涼は数字に具体性を持たせすぎないよう、曖昧さを残しながらも、信憑性が高く聞こえる説明を慎重に行った。その言葉に、大谷の表情が輝き、目の奥には希望と期待がみなぎり始めていた。

「2倍…つまり、3000万円が6か月後には6000万円に…!」

大谷の中で、今まさに大きな夢が形を持っていくような感覚が膨れ上がっていた。怜もそんな大谷を見つめ、にこやかな微笑みを浮かべてうなずいた。

「私も…こうして工藤さんの話を聞けば聞くほど、これがすごい機会なんだって思います」

怜が静かにそう言うと、大谷はその一言に背中を押されるように、さらに涼の言葉に対する信頼を深めた。

ラウンジの静寂が、大谷の決意を包み込んでいた。彼の表情は期待と希望に満ち、目の前に座る涼と怜に対する信頼感が漂っていた。そして、大谷は意を決したように深く息を吸い込み、口を開いた。

「3000万円でお願いします」

はっきりとした声が響き、怜が微笑みながらうなずく。涼も穏やかに大谷を見つめ、「ありがとうございます、大谷さん」と丁寧に礼を述べた。

涼はタブレットに契約書を表示させると、大谷の前にそっと置いた。大谷は一瞬だけ目を輝かせ、その契約書に視線を落とす。涼は大谷が読み進めやすいよう、各項目を丁寧に説明していった。特にリスクに関する部分については慎重に言葉を選びながら、説明を続けた。

「この案件は、これまでの投資よりもリターンが見込める分、多少のリスクも伴います。私どもは最大限のリスク管理をしていますが、念のため、この点もご理解いただきたいのです」

涼の冷静な説明に、大谷は一瞬だけ表情を引き締めたが、すぐに頷いて理解を示した。怜が心配そうに「大谷さん、大丈夫ですか?」と優しく問いかけると、大谷は笑顔を浮かべて答えた。

「もちろんです。怜さんが信頼している工藤さんがここまで説明してくださっているのだから、安心しています」

涼は微笑みを浮かべ、大谷に

「それでは、契約の手続きをお願いいたします」

とタッチペンを差し出した。大谷はペンを受け取り、契約書に目を落としながら、署名欄を確認した。そして、何の迷いもなく自分の名前を記した。
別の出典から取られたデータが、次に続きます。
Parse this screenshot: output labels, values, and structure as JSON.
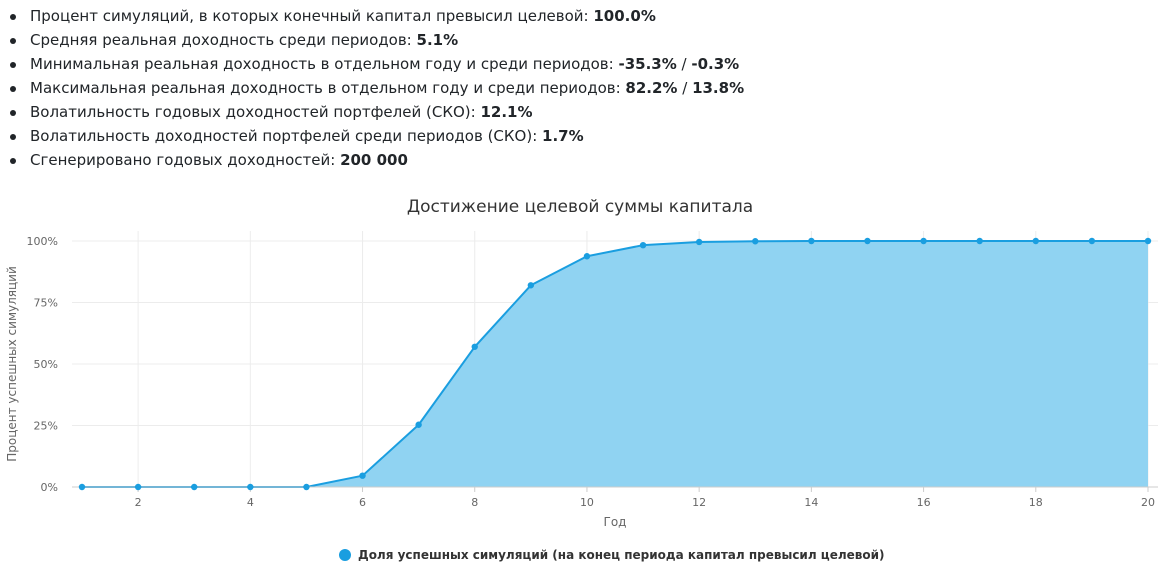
{
  "stats": [
    {
      "label": "Процент симуляций, в которых конечный капитал превысил целевой: ",
      "v1": "100.0%",
      "sep": "",
      "v2": ""
    },
    {
      "label": "Средняя реальная доходность среди периодов: ",
      "v1": "5.1%",
      "sep": "",
      "v2": ""
    },
    {
      "label": "Минимальная реальная доходность в отдельном году и среди периодов: ",
      "v1": "-35.3%",
      "sep": " / ",
      "v2": "-0.3%"
    },
    {
      "label": "Максимальная реальная доходность в отдельном году и среди периодов: ",
      "v1": "82.2%",
      "sep": " / ",
      "v2": "13.8%"
    },
    {
      "label": "Волатильность годовых доходностей портфелей (СКО): ",
      "v1": "12.1%",
      "sep": "",
      "v2": ""
    },
    {
      "label": "Волатильность доходностей портфелей среди периодов (СКО): ",
      "v1": "1.7%",
      "sep": "",
      "v2": ""
    },
    {
      "label": "Сгенерировано годовых доходностей: ",
      "v1": "200 000",
      "sep": "",
      "v2": ""
    }
  ],
  "colors": {
    "line": "#1a9ee0",
    "area": "#90d3f2",
    "grid": "#ececec",
    "axis": "#cccccc"
  },
  "chart_data": {
    "type": "area",
    "title": "Достижение целевой суммы капитала",
    "xlabel": "Год",
    "ylabel": "Процент успешных симуляций",
    "x": [
      1,
      2,
      3,
      4,
      5,
      6,
      7,
      8,
      9,
      10,
      11,
      12,
      13,
      14,
      15,
      16,
      17,
      18,
      19,
      20
    ],
    "series": [
      {
        "name": "Доля успешных симуляций (на конец периода капитал превысил целевой)",
        "values": [
          0,
          0,
          0,
          0,
          0,
          4.6,
          25.3,
          57.0,
          82.0,
          93.8,
          98.3,
          99.6,
          99.9,
          100,
          100,
          100,
          100,
          100,
          100,
          100
        ]
      }
    ],
    "xlim": [
      1,
      20
    ],
    "ylim": [
      0,
      100
    ],
    "x_ticks": [
      2,
      4,
      6,
      8,
      10,
      12,
      14,
      16,
      18,
      20
    ],
    "x_tick_labels": [
      "2",
      "4",
      "6",
      "8",
      "10",
      "12",
      "14",
      "16",
      "18",
      "20"
    ],
    "y_ticks": [
      0,
      25,
      50,
      75,
      100
    ],
    "y_tick_labels": [
      "0%",
      "25%",
      "50%",
      "75%",
      "100%"
    ],
    "grid": true,
    "legend_position": "bottom-center"
  }
}
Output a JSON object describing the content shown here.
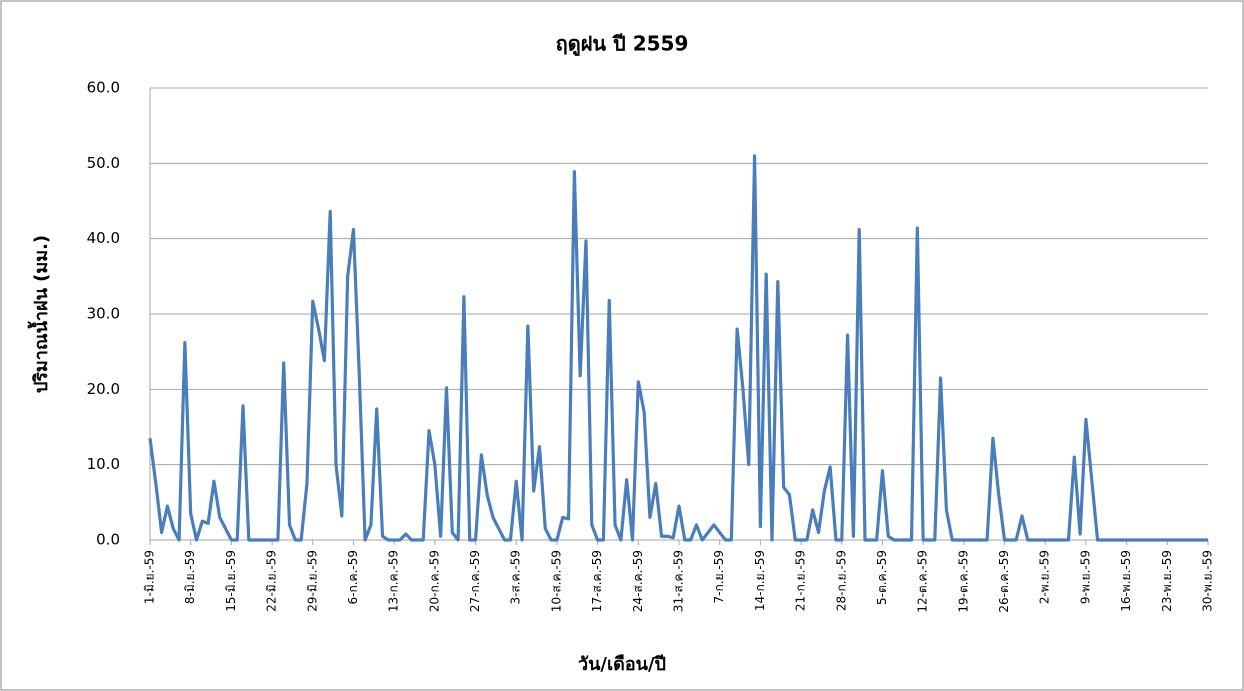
{
  "chart_data": {
    "type": "line",
    "title": "ฤดูฝน ปี 2559",
    "x_label": "วัน/เดือน/ปี",
    "y_label": "ปริมาณน้ำฝน (มม.)",
    "categories": [
      "1-มิ.ย.-59",
      null,
      null,
      null,
      null,
      null,
      null,
      "8-มิ.ย.-59",
      null,
      null,
      null,
      null,
      null,
      null,
      "15-มิ.ย.-59",
      null,
      null,
      null,
      null,
      null,
      null,
      "22-มิ.ย.-59",
      null,
      null,
      null,
      null,
      null,
      null,
      "29-มิ.ย.-59",
      null,
      null,
      null,
      null,
      null,
      null,
      "6-ก.ค.-59",
      null,
      null,
      null,
      null,
      null,
      null,
      "13-ก.ค.-59",
      null,
      null,
      null,
      null,
      null,
      null,
      "20-ก.ค.-59",
      null,
      null,
      null,
      null,
      null,
      null,
      "27-ก.ค.-59",
      null,
      null,
      null,
      null,
      null,
      null,
      "3-ส.ค.-59",
      null,
      null,
      null,
      null,
      null,
      null,
      "10-ส.ค.-59",
      null,
      null,
      null,
      null,
      null,
      null,
      "17-ส.ค.-59",
      null,
      null,
      null,
      null,
      null,
      null,
      "24-ส.ค.-59",
      null,
      null,
      null,
      null,
      null,
      null,
      "31-ส.ค.-59",
      null,
      null,
      null,
      null,
      null,
      null,
      "7-ก.ย.-59",
      null,
      null,
      null,
      null,
      null,
      null,
      "14-ก.ย.-59",
      null,
      null,
      null,
      null,
      null,
      null,
      "21-ก.ย.-59",
      null,
      null,
      null,
      null,
      null,
      null,
      "28-ก.ย.-59",
      null,
      null,
      null,
      null,
      null,
      null,
      "5-ต.ค.-59",
      null,
      null,
      null,
      null,
      null,
      null,
      "12-ต.ค.-59",
      null,
      null,
      null,
      null,
      null,
      null,
      "19-ต.ค.-59",
      null,
      null,
      null,
      null,
      null,
      null,
      "26-ต.ค.-59",
      null,
      null,
      null,
      null,
      null,
      null,
      "2-พ.ย.-59",
      null,
      null,
      null,
      null,
      null,
      null,
      "9-พ.ย.-59",
      null,
      null,
      null,
      null,
      null,
      null,
      "16-พ.ย.-59",
      null,
      null,
      null,
      null,
      null,
      null,
      "23-พ.ย.-59",
      null,
      null,
      null,
      null,
      null,
      null,
      "30-พ.ย.-59"
    ],
    "values": [
      13.5,
      7.5,
      1.0,
      4.5,
      1.5,
      0,
      26.2,
      3.5,
      0,
      2.5,
      2.2,
      7.8,
      3,
      1.5,
      0,
      0,
      17.8,
      0,
      0,
      0,
      0,
      0,
      0,
      23.5,
      2,
      0,
      0,
      7.5,
      31.7,
      28,
      23.8,
      43.6,
      10,
      3.2,
      35,
      41.2,
      22,
      0,
      2,
      17.4,
      0.5,
      0,
      0,
      0,
      0.8,
      0,
      0,
      0,
      14.5,
      10,
      0.5,
      20.2,
      1,
      0,
      32.3,
      0,
      0,
      11.3,
      6,
      3,
      1.5,
      0,
      0,
      7.8,
      0,
      28.4,
      6.5,
      12.4,
      1.5,
      0,
      0,
      3,
      2.8,
      48.9,
      21.8,
      39.7,
      2,
      0,
      0,
      31.8,
      2,
      0,
      8,
      0,
      21,
      17,
      3,
      7.5,
      0.5,
      0.5,
      0.3,
      4.5,
      0,
      0,
      2,
      0,
      1,
      2,
      1,
      0,
      0,
      28,
      20,
      10,
      51,
      1.8,
      35.3,
      0,
      34.3,
      7,
      6,
      0,
      0,
      0,
      4,
      1,
      6.5,
      9.7,
      0,
      0,
      27.2,
      0.5,
      41.2,
      0,
      0,
      0,
      9.2,
      0.5,
      0,
      0,
      0,
      0,
      41.4,
      0,
      0,
      0,
      21.5,
      4,
      0,
      0,
      0,
      0,
      0,
      0,
      0,
      13.5,
      6,
      0,
      0,
      0,
      3.2,
      0,
      0,
      0,
      0,
      0,
      0,
      0,
      0,
      11,
      0.8,
      16,
      8,
      0,
      0,
      0,
      0,
      0,
      0,
      0,
      0,
      0,
      0,
      0,
      0,
      0,
      0,
      0,
      0,
      0,
      0,
      0,
      0
    ],
    "color": "#4a7ebb",
    "ylim": [
      0,
      60
    ],
    "yticks": [
      {
        "value": 0,
        "label": "0.0"
      },
      {
        "value": 10,
        "label": "10.0"
      },
      {
        "value": 20,
        "label": "20.0"
      },
      {
        "value": 30,
        "label": "30.0"
      },
      {
        "value": 40,
        "label": "40.0"
      },
      {
        "value": 50,
        "label": "50.0"
      },
      {
        "value": 60,
        "label": "60.0"
      }
    ],
    "grid": true
  }
}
その瞬間、大谷の胸には確信が湧き上がり、「この投資が自分の未来を大きく変える」との期待に心が満ちていた。

大谷はペンを置き、涼と怜に向かって深々と頭を下げた。

「本当に、ありがとうございます。このような機会に巡り会えたのも、すべて怜さんのおかげです」

怜は微笑みながら彼の言葉を受け取り、「大谷さんが信じてくださっているからこそ、工藤さんもこの特別な案件を提案してくれたんですよ」と言い添えた。彼女のその一言が、大谷の胸に温かく響き、自己価値をさらに感じさせるものとなった。

契約手続きが完了した後、大谷は涼に翌日の入金手続きについて相談を持ちかけた。

「明日中には入金を完了させるつもりです。手続きについても、不安な点があればご連絡いたします」

涼はうなずき、「ご連絡をいただき次第、すぐに確認を進めますのでご安心ください」と返した。大谷の信頼が揺らがないよう、丁寧で誠実な対応を心がけていた。
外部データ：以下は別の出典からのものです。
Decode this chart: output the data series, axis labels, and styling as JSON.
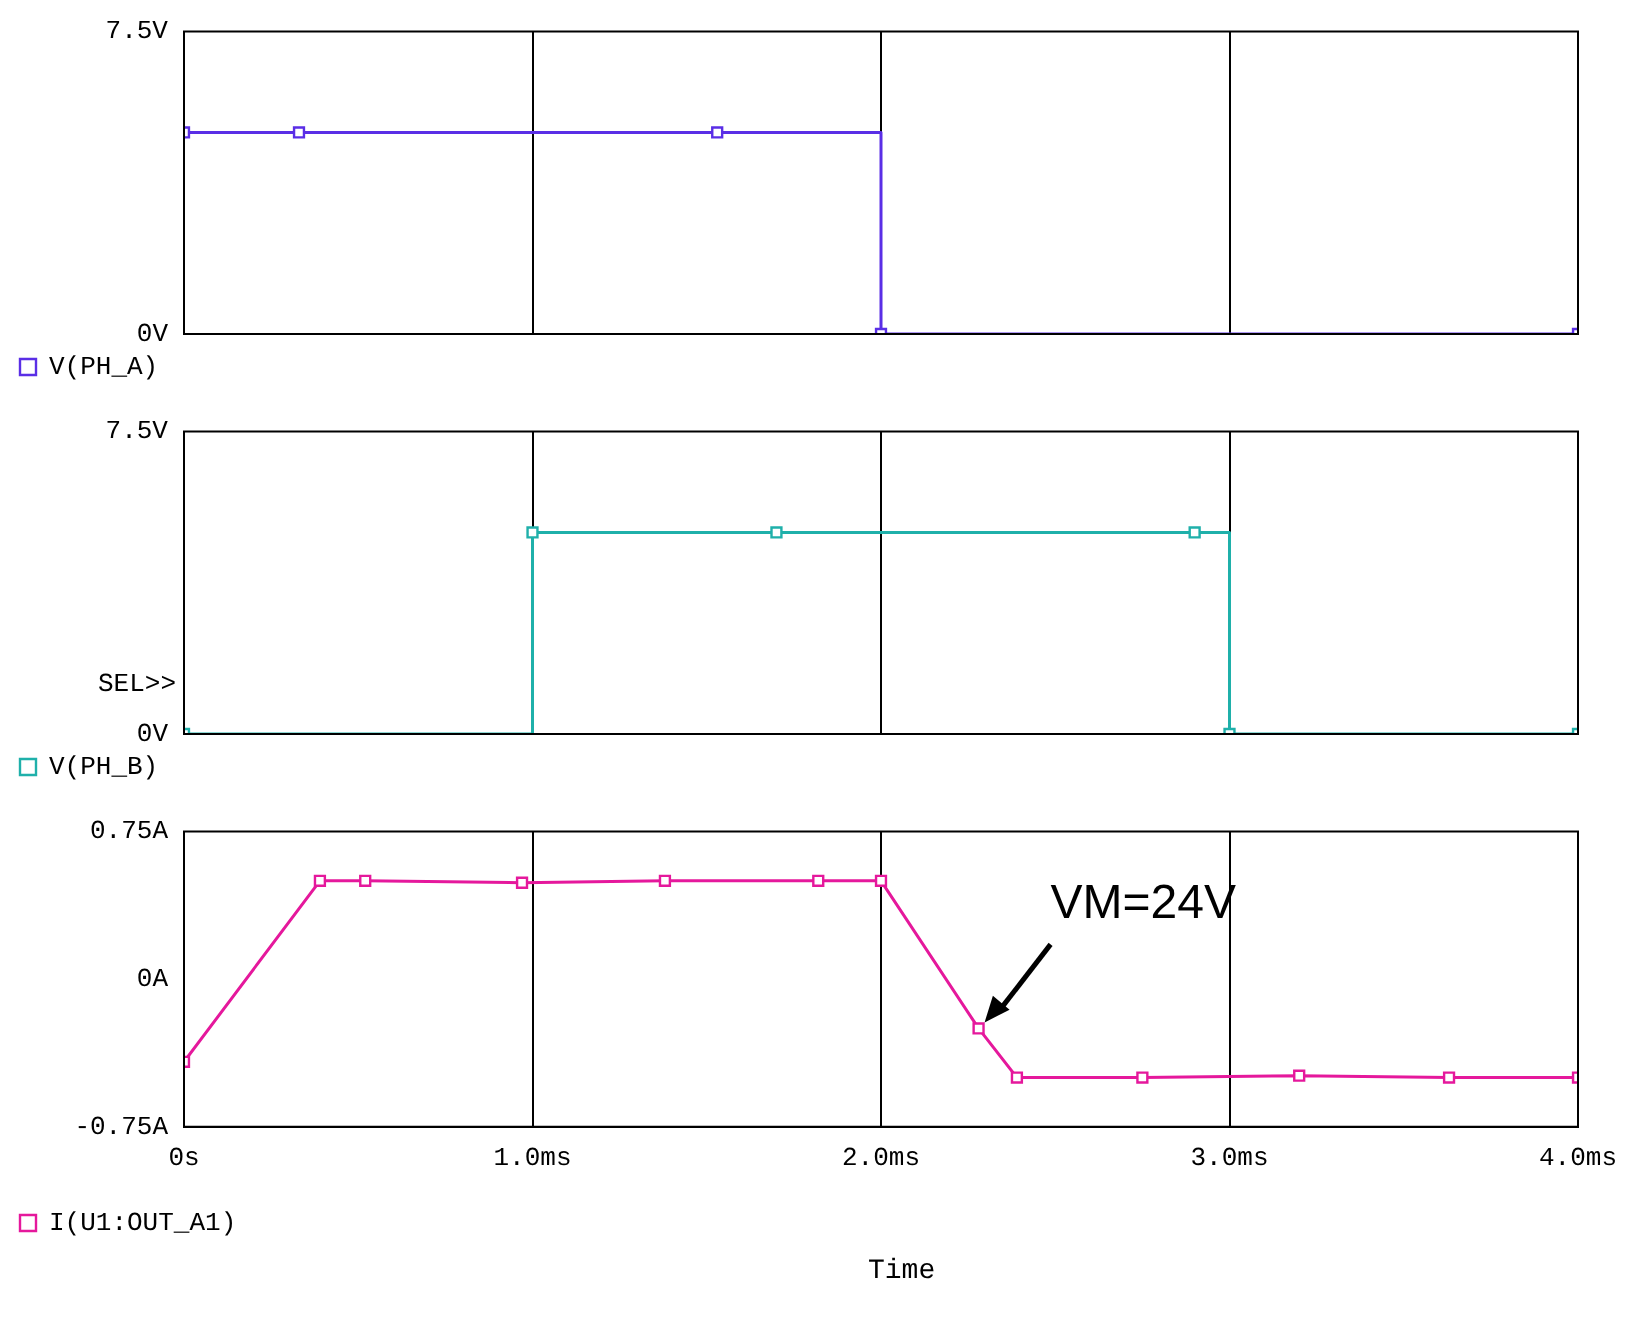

会合が終わりに近づくにつれ、怜が微笑みながら「本当におめでとうございます、大谷さん。私もこの投資が大谷さんに素晴らしい未来をもたらしてくれると信じています」と声をかけた。その言葉に、大谷の顔には感謝と喜びがにじみ出ていた。

ラウンジの出口まで見送りに来た涼は、最後に大谷の肩を軽く叩きながら、優しく言った。

「あとはしっかりと見守りますので、何か不安なことがあればいつでもご連絡ください」

大谷は感謝の表情を浮かべ、深々と頭を下げてラウンジを後にした。彼の背中がドアの向こうに消えると、涼と怜は静かに見つめ合い、互いにうなずいて意を通わせた。

次回への準備が整い、彼らは静かにその場を後にした。